The Greek economy is showing signs of shutting down.
On Tuesday, the day that its current bailout program expired and the cash-strapped government said it would not make a €1.6-billion ($2.2-billion) payment to the International Monetary Fund, businesses were reporting lower sales and making emergency plans to cope with the bank closings and tight restrictions on ATM withdrawals and money transfers.
One senior bank executive in Athens, who did not want to be identified, said the situation was already getting dire and that the economy could be paralyzed as early as next week as the banks remain shut. “You will see bare shelves,” he said.
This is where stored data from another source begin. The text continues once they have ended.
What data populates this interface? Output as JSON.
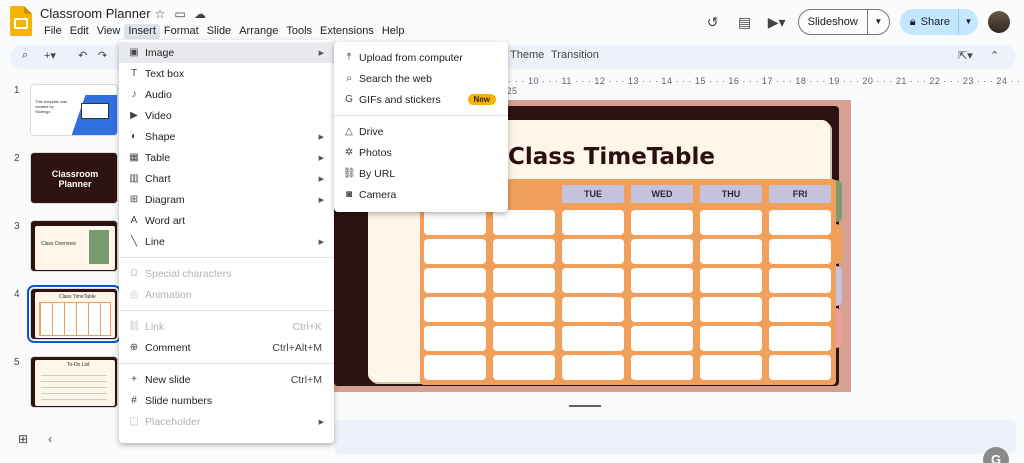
{
  "app": {
    "title": "Classroom Planner",
    "menus": [
      "File",
      "Edit",
      "View",
      "Insert",
      "Format",
      "Slide",
      "Arrange",
      "Tools",
      "Extensions",
      "Help"
    ]
  },
  "header": {
    "slideshow_label": "Slideshow",
    "share_label": "Share"
  },
  "toolbar": {
    "theme_label": "Theme",
    "transition_label": "Transition"
  },
  "ruler": "8 · · · 10 · · · 11 · · · 12 · · · 13 · · · 14 · · · 15 · · · 16 · · · 17 · · · 18 · · · 19 · · · 20 · · · 21 · · · 22 · · · 23 · · · 24 · · · 25",
  "filmstrip": [
    {
      "num": "1",
      "text": "This template was created by Slidesgo"
    },
    {
      "num": "2",
      "text": "Classroom Planner"
    },
    {
      "num": "3",
      "text": "Class Overview"
    },
    {
      "num": "4",
      "text": "Class TimeTable"
    },
    {
      "num": "5",
      "text": "To-Do List"
    }
  ],
  "slide": {
    "title": "Class TimeTable",
    "days": [
      "TUE",
      "WED",
      "THU",
      "FRI"
    ]
  },
  "insert_menu": {
    "items": [
      {
        "label": "Image",
        "icon": "image-icon",
        "glyph": "▣",
        "arrow": true,
        "highlight": true
      },
      {
        "label": "Text box",
        "icon": "textbox-icon",
        "glyph": "T"
      },
      {
        "label": "Audio",
        "icon": "audio-icon",
        "glyph": "♪"
      },
      {
        "label": "Video",
        "icon": "video-icon",
        "glyph": "▶"
      },
      {
        "label": "Shape",
        "icon": "shape-icon",
        "glyph": "◐",
        "arrow": true
      },
      {
        "label": "Table",
        "icon": "table-icon",
        "glyph": "▦",
        "arrow": true
      },
      {
        "label": "Chart",
        "icon": "chart-icon",
        "glyph": "▥",
        "arrow": true
      },
      {
        "label": "Diagram",
        "icon": "diagram-icon",
        "glyph": "⊞",
        "arrow": true
      },
      {
        "label": "Word art",
        "icon": "wordart-icon",
        "glyph": "A"
      },
      {
        "label": "Line",
        "icon": "line-icon",
        "glyph": "╲",
        "arrow": true
      }
    ],
    "group2": [
      {
        "label": "Special characters",
        "icon": "omega-icon",
        "glyph": "Ω",
        "disabled": true
      },
      {
        "label": "Animation",
        "icon": "animation-icon",
        "glyph": "◎",
        "disabled": true
      }
    ],
    "group3": [
      {
        "label": "Link",
        "icon": "link-icon",
        "glyph": "⛓",
        "shortcut": "Ctrl+K",
        "disabled": true
      },
      {
        "label": "Comment",
        "icon": "comment-icon",
        "glyph": "⊕",
        "shortcut": "Ctrl+Alt+M"
      }
    ],
    "group4": [
      {
        "label": "New slide",
        "icon": "plus-icon",
        "glyph": "+",
        "shortcut": "Ctrl+M"
      },
      {
        "label": "Slide numbers",
        "icon": "hash-icon",
        "glyph": "#"
      },
      {
        "label": "Placeholder",
        "icon": "placeholder-icon",
        "glyph": "▢",
        "arrow": true,
        "disabled": true
      }
    ]
  },
  "image_submenu": {
    "items": [
      {
        "label": "Upload from computer",
        "icon": "upload-icon",
        "glyph": "⤒"
      },
      {
        "label": "Search the web",
        "icon": "search-icon",
        "glyph": "⌕"
      },
      {
        "label": "GIFs and stickers",
        "icon": "gif-icon",
        "glyph": "G",
        "badge": "New"
      }
    ],
    "items2": [
      {
        "label": "Drive",
        "icon": "drive-icon",
        "glyph": "△"
      },
      {
        "label": "Photos",
        "icon": "photos-icon",
        "glyph": "✲"
      },
      {
        "label": "By URL",
        "icon": "link-icon",
        "glyph": "⛓"
      },
      {
        "label": "Camera",
        "icon": "camera-icon",
        "glyph": "◙"
      }
    ]
  },
  "colors": {
    "accent": "#0b57d0",
    "share_bg": "#c2e7ff",
    "grid_orange": "#f0a05a",
    "day_header": "#c6c2dc",
    "tab_colors": [
      "#7a9b70",
      "#f0a05a",
      "#c6c2dc",
      "#e8a0a0"
    ]
  }
}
When it announced the bank closings last Sunday, the Greek government said they would reopen after Sunday’s national referendum. The referendum will ask voters to accept or reject the creditors’ last bailout proposals, which offer fresh bailout loans in exchange for more austerity measures, including tax hikes and pension payment cuts.
While a vote to accept the lenders’ terms might encourage the European Central Bank to provide more emergency loans to Greek banks to cover the deposit withdrawals, a No vote, which the government of Prime Minister Alexis Tsipras is encouraging, would do the opposite and almost certainly keep the banks shut and the €60 withdrawal limit in place. On Sunday, the ECB capped its lifeline to the banks – known as emergency liquidity assistance – triggering the bank closings to stem an outflow of funds.
Between Friday and late Monday, another €600-million of deposits was yanked out of the banks by nervous customers, putting the lenders dangerously close to a full-blown funding crisis.
Cash hoarding has quickly replaced spending and businesses everywhere were seeing slumping sales. Athena Aspro Alogo, the Egyptian-born owner of a central Athens restaurant that carries her name, said business has dropped 60 per cent since the weekend. “We’re very sad because the people have no money,” she said. “The Greek people aren’t coming any more.”
Nearby, a hotel owner, Takis Kalozaropoulos, said any hotel, restaurant or café that did not cater to foreign tourists, whose ATM cards are not subject to the withdrawal limit, were already struggling. “In the non-tourist areas, you get a problem,” he said. “If banks do not open next week – really, really big problem.”
Bigger businesses were making plans to deal with a cash-short society. Georges Ghonos, managing director for southeastern Europe, including Greece, for McCain Hellas, the Greek arm of Canada’s McCain Foods, said it is screening its 100 or so distributors to make sure they are financially stable.
The distributors are typically paid in cash from the restaurants and supermarkets that buy McCain’s frozen French fries. If the distributors do not get their cash, they cannot pay McCain. “If cash disappears, our sales will drop,” he said. “We need to protect our financial exposure.”
Greek businesses were praying for a Yes vote on Sunday and some of their bosses and managers planned to attend a pro-Yes rally in Athens’s Syntagma Square, next to the parliament buildings, on Tuesday evening.
The bank executive who did not want to be identified said the economy could shut down at an alarming speed in the event of a No vote. The restrictions on international transfers would mean that orders placed for goods outside of Greece, from auto parts to fuel, could not be paid for in full, meaning they probably would not be shipped to Greece. “The banks will run out of money and companies will shut their doors,” he said.
While a few polls suggest that the Yes vote will emerge on top in the referendum, Mr Tsipras, the Leader of the radical left, anti-austerity Syriza party, remains popular in Greece. The Yes side fears that many voters will vote No simply because they like Mr. Tsipras above other politicians, not necessarily because they want to reject the creditors’ bailout terms, a move that would dramatically boost the odds of Greece leaving the euro zone.
The results from the Jan. 25 election, which was overwhelmingly carried by Syriza, suggest that a No vote could win. Based on exit polls, Syriza placed first among public-sector employees (38 per cent against 24 per cent for New Democracy, the former governing party, which is now the main opposition and remains staunchly pro-Europe and pro-bailout), private-sector employees (39 per cent to 23 per cent), the self-employed 34 per cent to 29 per cent) and the unemployed (44 per cent to 20 per cent).
Only pensioners voted in greater numbers for New Democracy than Syriza.
On Tuesday evening, the prospect of the banks remaining closed through next week rose, when Germany Chancellor Angela Merkel reportedly said she would not consider a new bailout proposal launched late in the day by the Greek government until after the referendum. The proposal asked for a two-year program that would include a sovereign-debt restructuring. But Greece’s creditors – the IMF, the European Union and the ECB – refused to include a debt writeoff in the current bailout and may refuse one in any subsequent bailout.